Und da sind ja auch keine Jugendbücher dabei, die werde ich mir irgendwann nochmal extra angucken.
Aber ich finde auch, gerade was ebooks betrifft und High Fantasy, da erscheint nicht so viel von großen Verlagen. Daher können da Kleinverlage und SPler durchaus mithalten. Im Buchladen verkaufen sich insgesamt mehr Bücher, aber was so alles abseits der Großverlage erscheint ist schon recht viel und teilweise ja auch sehr erfolgreich.
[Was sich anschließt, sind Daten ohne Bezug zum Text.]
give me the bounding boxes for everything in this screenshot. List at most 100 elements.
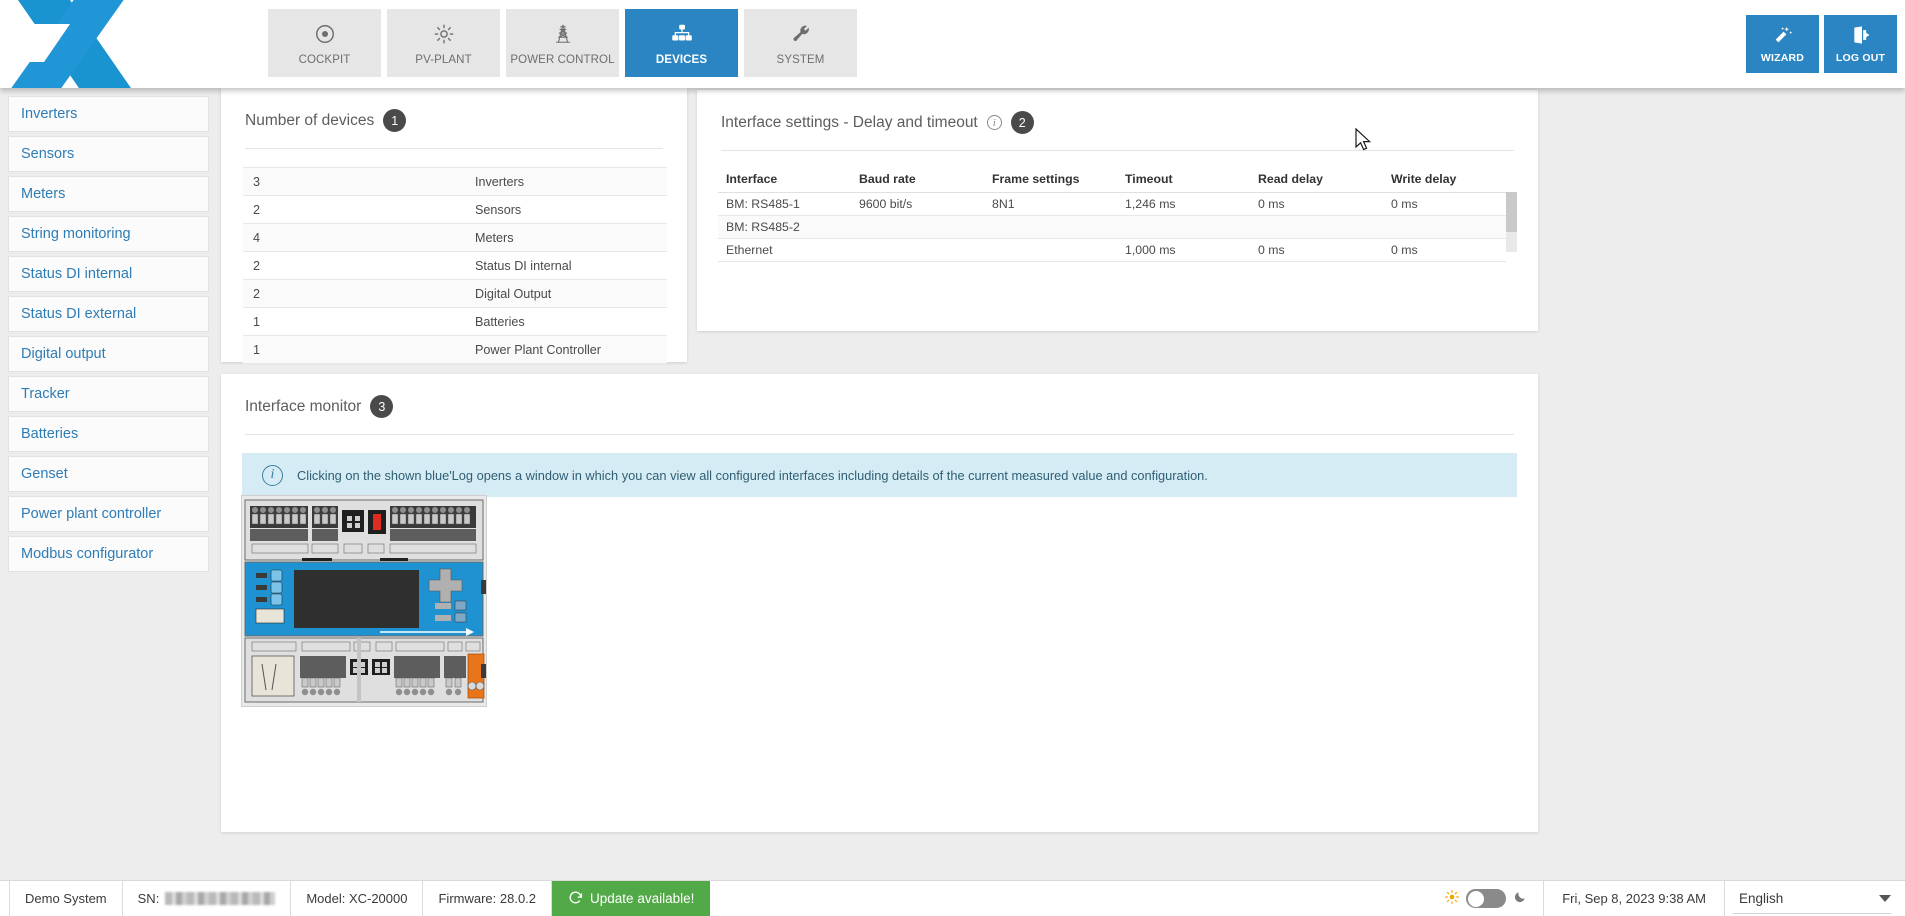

Ich habe da jetzt ca. 550 Bücher gepinnt:
https://de.pinterest.com/celiajansson/deutsche-fantasy-b%C3%BCcher/

Franziska

#115
Ich habe mir mal wieder die Neuerscheinungen angesehen. Und da wir hier ja immer wieder diskutieren, die Verlage würden keine deutschen Autoren nehmen und immer nur das gleiche veröffentlichen, ich finde das eigentlich gar nicht.
In diesem Jahr gibt es wieder einige Debuts bei großen Verlagen. Auch einige von in der Kleinverlagsszene bekannten Autoren. Es scheint also schon möglich zu sein, vom kleinen zum großen Verlag zu kommen. Da scheinen Verlage durchaus mitzubekommen, zum Beispiel hat die Autorin, die den Fantasy Indie Autoren Preis gewonnen hat ihr Buch im Print bei Knaur.
Die Bücher: vor allem "klassische" High Fantasy. Auch wieder im Trend: Völkerromane. Aber auch einige Bücher, die mich von der Beschreibung ansprechen. Klassisch, aber interessante Plots oder Figuren laut der Klappentexte. Auch von den eingekauften übersetzten Büchern finde ich es durchaus gut gemischt.
Was ich auch interessant finde: zwei originelle Dystopien als Debuts.

Franziska

Leider habe ich immer noch keine Seite gefunden, wo alle Bücher aufgelistet werden, wenn mir jemand eine sagen kann, bitte melden. Also wo man die Bücher nach Verlagen, Erscheinungsjahr sortieren kann und nicht TB und HC extra angezeigt werden. Leider funtkioniert die Suche bei Amazon nicht mehr richtig. Dennoch habe ich versucht, mir das nochmal für die letzten Jahre anzugucken, angeregt durch den anderen  (Thread.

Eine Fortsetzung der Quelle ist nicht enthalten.